We worked our way into our wetsuits (except for one intrepid woman who had been on swim teams since 6 years of age, and seemed accustomed to swimming in just a regular swimsuit in cold conditions). Jude Apple introduced himself and gave us directions on the 0.9-mile course they had set up, complete with kayak, jetski, and boat support. It was almost exactly like the Eagleman swim, except a little shorter, our wave had only about 20 friendly people in it, and there was no race-day hubbub and nerves. We waded out on the nice sandy bottom and started our swim.
I took to the water, in the back of the pack as always. It was chilly, probably about 68 degrees, close to the air temperature. Fortunately there was no wind and the water was quiet. And as always, the pack quickly pulled away from me and I swam along on my own. I felt much more relaxed than on race day and was fairly comfortable in the water, despite having cold arms in my old cheapie Body Glove wetsuit. My breathing was still fairly fast from exertion, but it never got into the red zone, and I was able to alternate between freestyle and breast stroke fairly easily. The brackish water, while somewhat salty, didn't taste bad or bother me, and it was quite clear compared to Centennial Lake which I swam in for the Columbia Triathlon. I had no problem putting my face in the water for 10 freestyle strokes or so, but I didn't push myself hard to keep going longer than that. I wanted to stay relaxed and comfortable in the water and have a Good Swim in the books.

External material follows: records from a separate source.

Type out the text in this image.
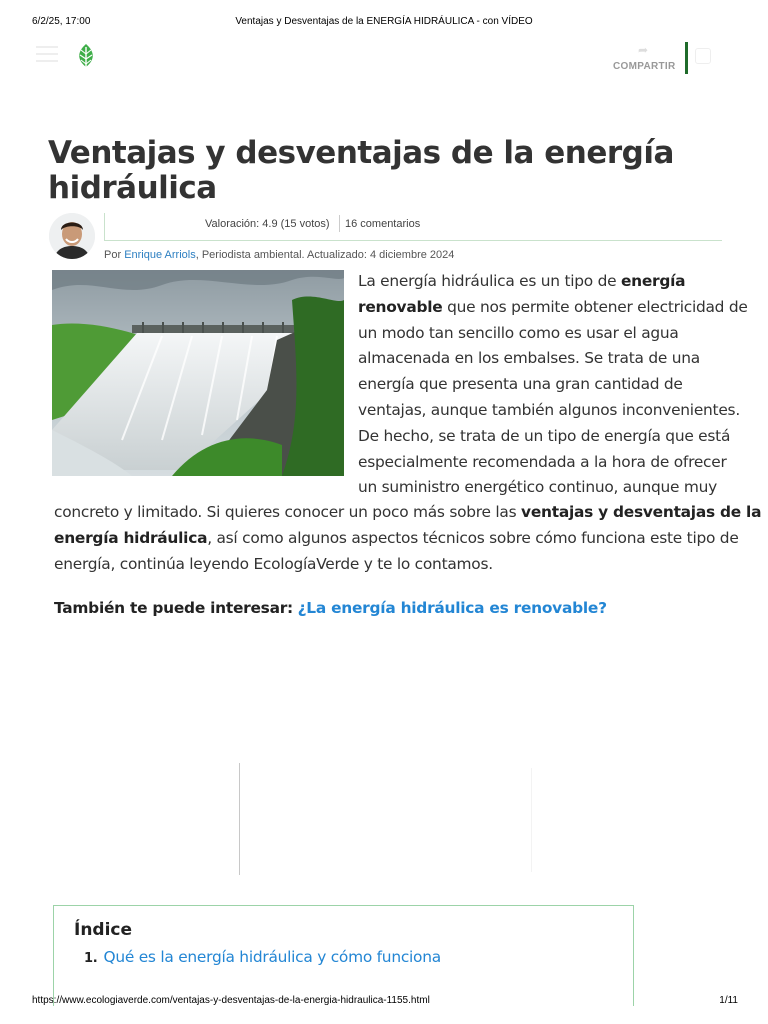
6/2/25, 17:00	Ventajas y Desventajas de la ENERGÍA HIDRÁULICA - con VÍDEO
➦
COMPARTIR
Ventajas y desventajas de la energía hidráulica
Valoración: 4.9 (15 votos) 16 comentarios
Por Enrique Arriols, Periodista ambiental. Actualizado: 4 diciembre 2024
La energía hidráulica es un tipo de energía
renovable que nos permite obtener electricidad de
un modo tan sencillo como es usar el agua
almacenada en los embalses. Se trata de una
energía que presenta una gran cantidad de
ventajas, aunque también algunos inconvenientes.
De hecho, se trata de un tipo de energía que está
especialmente recomendada a la hora de ofrecer
un suministro energético continuo, aunque muy
concreto y limitado. Si quieres conocer un poco más sobre las ventajas y desventajas de la
energía hidráulica, así como algunos aspectos técnicos sobre cómo funciona este tipo de
energía, continúa leyendo EcologíaVerde y te lo contamos.
También te puede interesar: ¿La energía hidráulica es renovable?
Índice
1. Qué es la energía hidráulica y cómo funciona
https://www.ecologiaverde.com/ventajas-y-desventajas-de-la-energia-hidraulica-1155.html	1/11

I only went out to the second buoy, instead of following the pack all the way out, and probably only swam 700 or 800 yards, but that was enough to get a good feel for the conditions and a reasonable swim without wearing myself out. I was also having a little problem with a pulled muscle near my left hip, which I hope will be gone in another few days.
My major problem, typical for open water swims, was keeping a straight line in my swimming and correctly sighting landmarks. I have to learn to pick out a tall landmark like a tall tree or radio tower at the head of each turn and use that as I'm going along, instead of trying to get up high enough in the water to spot the buoy each time.
I got out of the water feeling pretty good, which is exactly, precisely what I needed. Some of the folks were going on to bike or run workouts, but I just said my goodbyes and thanked everyone before I went over to check out the transition area a little more closely, and then headed home for the day. I'll do my final long hard swim, bike, and run workouts before the race in the next few days, but for today I just wanted it to end on a positive note.
As long as we don't have high winds and waves on race day, my prediction after today's good experience is that my swim for Eagleman will be slow and steady, and while it may feel long and tiring, I'll FINISH it and go on to complete the half Ironman course in two weeks and GET MY MEDAL!
Thank you again, all you great folks from Cambridge Multi-Sports, for setting up this marvelous training day and helping me along the way toward reaching my goal.